Long views with a long lens remind us of what an absurd place this is to build a city. Above, the Trimont looms over houses and small apartment buildings that it makes look tiny; below, uncommon views of St. Mary of the Mount Church.


The distinctive dome of St. Josaphat Church, designed by John T. Comès, as seen from the Flats below.
Two attempts at arty photography with the old Samsung Digimax V4 set on monochrome mode. We also have more ordinary color pictures of St. Josaphat’s.
John T. Comès, one of our best ecclesiastical architects, accepted the challenge of an almost impossible site and came up with this distinctive design for a Polish parish. It was built between 1909 and 1916.
According to the South Side Slopes site, “The church closed permanently after a section of ceiling collapsed about the casket of the last caretaker during his funeral mass.” This is the sort of detail a novelist would invent and then throw out as too implausible for a sophisticated audience.
Built in 1907 (or 1911, depending on our source), this central section has not changed much except for the new windows too small for the openings. The architect was John T. Comès, famous for Romanesque churches like St. Augustine’s in Lawrenceville and St. Leo’s in Marshall-Shadeland. Here he gave the Sisters of St. Joseph a kind of Mediterranean Romanesque tower with a billboard on top. It was later encrusted with featureless modern buildings all around it, and the whole complex is now retirement apartments under the name “Carson Towers.”

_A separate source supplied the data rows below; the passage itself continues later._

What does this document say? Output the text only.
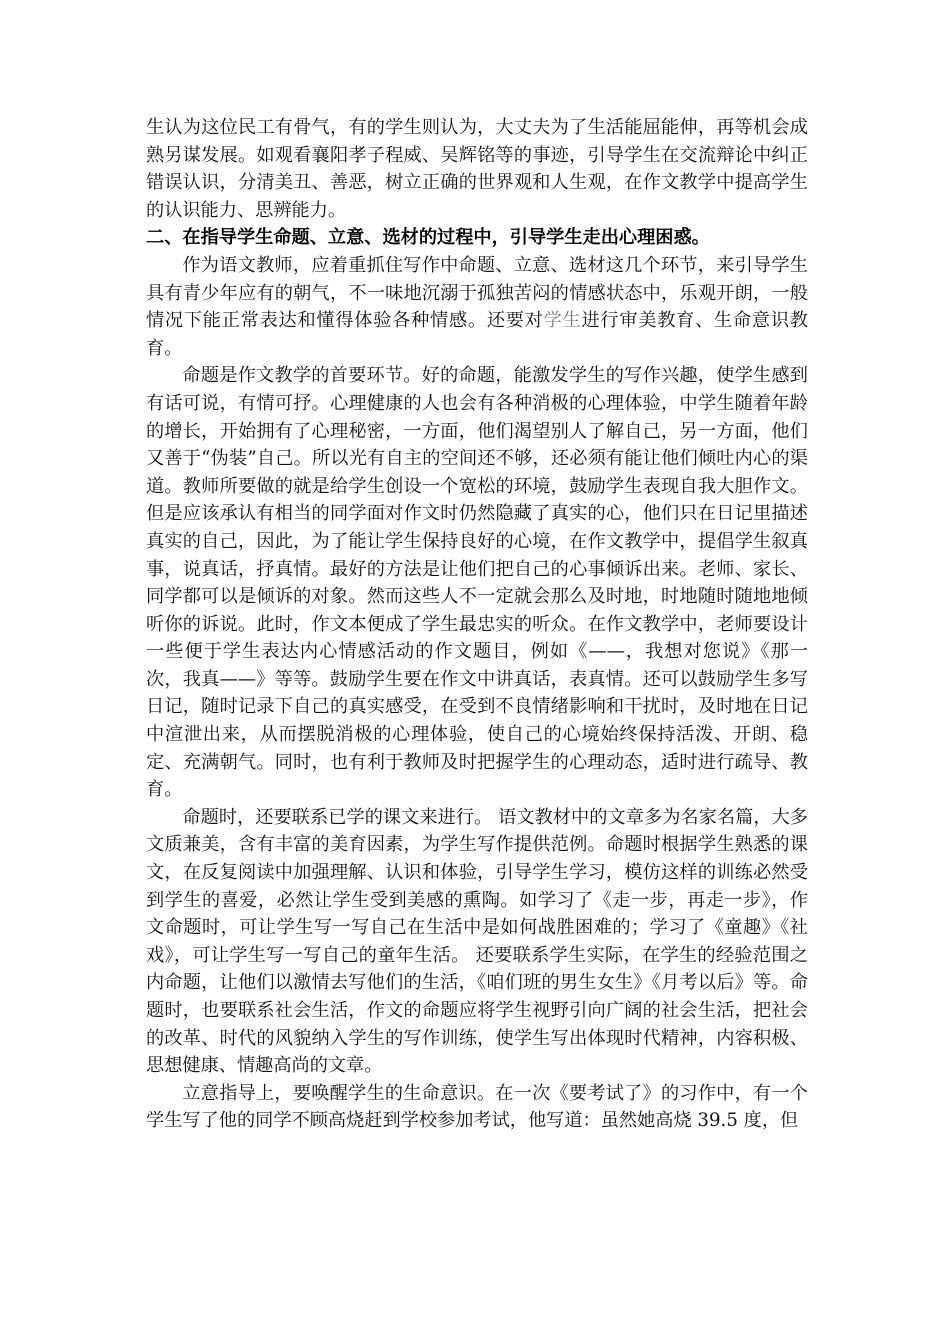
生认为这位民工有骨气，有的学生则认为，大丈夫为了生活能屈能伸，再等机会成熟另谋发展。如观看襄阳孝子程威、吴辉铭等的事迹，引导学生在交流辩论中纠正错误认识，分清美丑、善恶，树立正确的世界观和人生观，在作文教学中提高学生的认识能力、思辨能力。

二、在指导学生命题、立意、选材的过程中，引导学生走出心理困惑。

作为语文教师，应着重抓住写作中命题、立意、选材这几个环节，来引导学生具有青少年应有的朝气，不一味地沉溺于孤独苦闷的情感状态中，乐观开朗，一般情况下能正常表达和懂得体验各种情感。还要对学生进行审美教育、生命意识教育。

命题是作文教学的首要环节。好的命题，能激发学生的写作兴趣，使学生感到有话可说，有情可抒。心理健康的人也会有各种消极的心理体验，中学生随着年龄的增长，开始拥有了心理秘密，一方面，他们渴望别人了解自己，另一方面，他们又善于“伪装”自己。所以光有自主的空间还不够，还必须有能让他们倾吐内心的渠道。教师所要做的就是给学生创设一个宽松的环境，鼓励学生表现自我大胆作文。但是应该承认有相当的同学面对作文时仍然隐藏了真实的心，他们只在日记里描述真实的自己，因此，为了能让学生保持良好的心境，在作文教学中，提倡学生叙真事，说真话，抒真情。最好的方法是让他们把自己的心事倾诉出来。老师、家长、同学都可以是倾诉的对象。然而这些人不一定就会那么及时地，时地随时随地地倾听你的诉说。此时，作文本便成了学生最忠实的听众。在作文教学中，老师要设计一些便于学生表达内心情感活动的作文题目，例如《——，我想对您说》《那一次，我真——》等等。鼓励学生要在作文中讲真话，表真情。还可以鼓励学生多写日记，随时记录下自己的真实感受，在受到不良情绪影响和干扰时，及时地在日记中渲泄出来，从而摆脱消极的心理体验，使自己的心境始终保持活泼、开朗、稳定、充满朝气。同时，也有利于教师及时把握学生的心理动态，适时进行疏导、教育。

命题时，还要联系已学的课文来进行。 语文教材中的文章多为名家名篇，大多文质兼美，含有丰富的美育因素，为学生写作提供范例。命题时根据学生熟悉的课文，在反复阅读中加强理解、认识和体验，引导学生学习，模仿这样的训练必然受到学生的喜爱，必然让学生受到美感的熏陶。如学习了《走一步，再走一步》，作文命题时，可让学生写一写自己在生活中是如何战胜困难的；学习了《童趣》《社戏》，可让学生写一写自己的童年生活。 还要联系学生实际，在学生的经验范围之内命题，让他们以激情去写他们的生活，《咱们班的男生女生》《月考以后》等。命题时，也要联系社会生活，作文的命题应将学生视野引向广阔的社会生活，把社会的改革、时代的风貌纳入学生的写作训练，使学生写出体现时代精神，内容积极、思想健康、情趣高尚的文章。

立意指导上，要唤醒学生的生命意识。在一次《要考试了》的习作中，有一个学生写了他的同学不顾高烧赶到学校参加考试，他写道：虽然她高烧 39.5 度，但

This PDF has a picture of the original building. The caption that says “The sculpture over the front door is the only part of the original facade still visible on the building that is now Carson Towers” is obviously wrong; as even a quick glance will show us, almost nothing except the windows and the cornice (cornices often go missing, and somewhere there must be a huge cornice graveyard) has changed about this façade.
If he had known that the church would be demolished the next year, Father Pitt would have been more careful to document it. As it is, he happened to be passing in 2001 with one of his many odd old cameras, and he decided to take this quick picture before rolling on. The architect was probably John T. Comès, who gave this German congregation an Italian Romanesque church, because why not?
The church had been vacant for several years when the Sisters of Divine Providence demolished it and built a new Family Support Center. The front of that building bears a mural with a picture of St. Leo’s in it.